Currently, pacemaker batteries are replaced every five years or so; a biological battery could eliminate the need for additional surgery.
Keith Bass said he is looking for a bank loan to expand his Sabur Transportation company, a car service in Union County. "I'm a one-man operation, and I have to turn customers away. I want to hire a few more people and get a few more vans."
Karen Marques, of PNC Bank, said she's been busier with loans this year than last, with a number of her customers reporting profit increases of 10 percent or more. Loan demand is coming from retail, manufacturing, medical and dental practices. "Doctors are buying more equipment or looking to buy into another practice," she said.

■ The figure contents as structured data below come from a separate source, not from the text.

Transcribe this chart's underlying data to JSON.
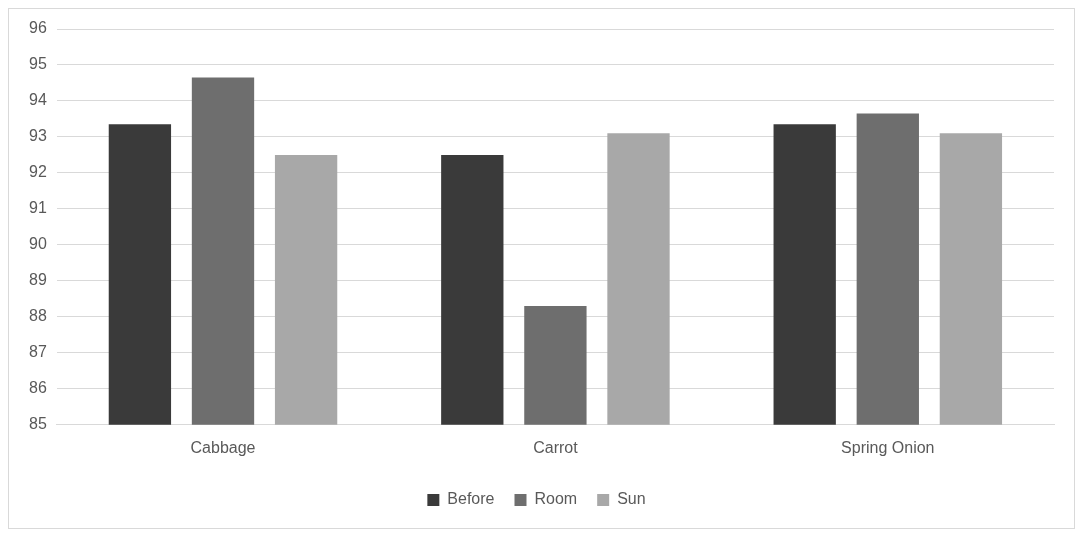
{
  "chart_data": {
    "type": "bar",
    "categories": [
      "Cabbage",
      "Carrot",
      "Spring Onion"
    ],
    "series": [
      {
        "name": "Before",
        "color": "#3a3a3a",
        "values": [
          93.35,
          92.5,
          93.35
        ]
      },
      {
        "name": "Room",
        "color": "#6e6e6e",
        "values": [
          94.65,
          88.3,
          93.65
        ]
      },
      {
        "name": "Sun",
        "color": "#a8a8a8",
        "values": [
          92.5,
          93.1,
          93.1
        ]
      }
    ],
    "ylim": [
      85,
      96
    ],
    "yticks": [
      85,
      86,
      87,
      88,
      89,
      90,
      91,
      92,
      93,
      94,
      95,
      96
    ],
    "grid": "y",
    "legend": "bottom"
  }
}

James Stortz, vice president of Unity Bank, said when potential business borrowers bring their financial statements to the bank, "I'm seeing a little better performance this year than I had in the past. The main thing we look for is cash flow, the ability to repay the debt." For several years he's seen companies "taking advantage of a soft real estate market to move from leased space to buying their own property."
Among the SBA loans now on his desk: $270,000 for a startup auto repair franchise; $875,000 for a used car dealer that will switch from renting to owning; and a winery seeking $1 million to move out of rented space and purchase its own facility. He said he's about to make a second loan to a professional clown that has an ice cream shop and is buying a building.
However, the economy "has a way to go" toward recovery, he said.
"A lot of businesses are waiting to see what the election is going to bring; there is a lot of pent-up demand, and there is a lot of cash that businesses are sitting on and waiting to see if they should expand or not."
Charles Ruffin, of Emigrant Savings Bank, said he's seen an uptick in loan requests. "Smaller businesses are struggling somewhat, but there is definitely a demand for capital out there. A lot of banks want to lend to established middle-market companies, so we're seeing a large need for the small business owners to obtain capital."
Tri-Co Federal Credit Union, in Randolph, has done commercial lending for about a decade, and this fall will make its first SBA loans, according to Orlando Callegari, senior business lender.
"We see the opportunity, especially now that pockets of the economy are opening up" in retail, housing investment and small business. He said SBA loans, because they are guaranteed at least 75 percent by the federal government, provide an avenue of liquidity for small businesses that emerged from the recession without a strong enough credit rating to get traditional bank financing.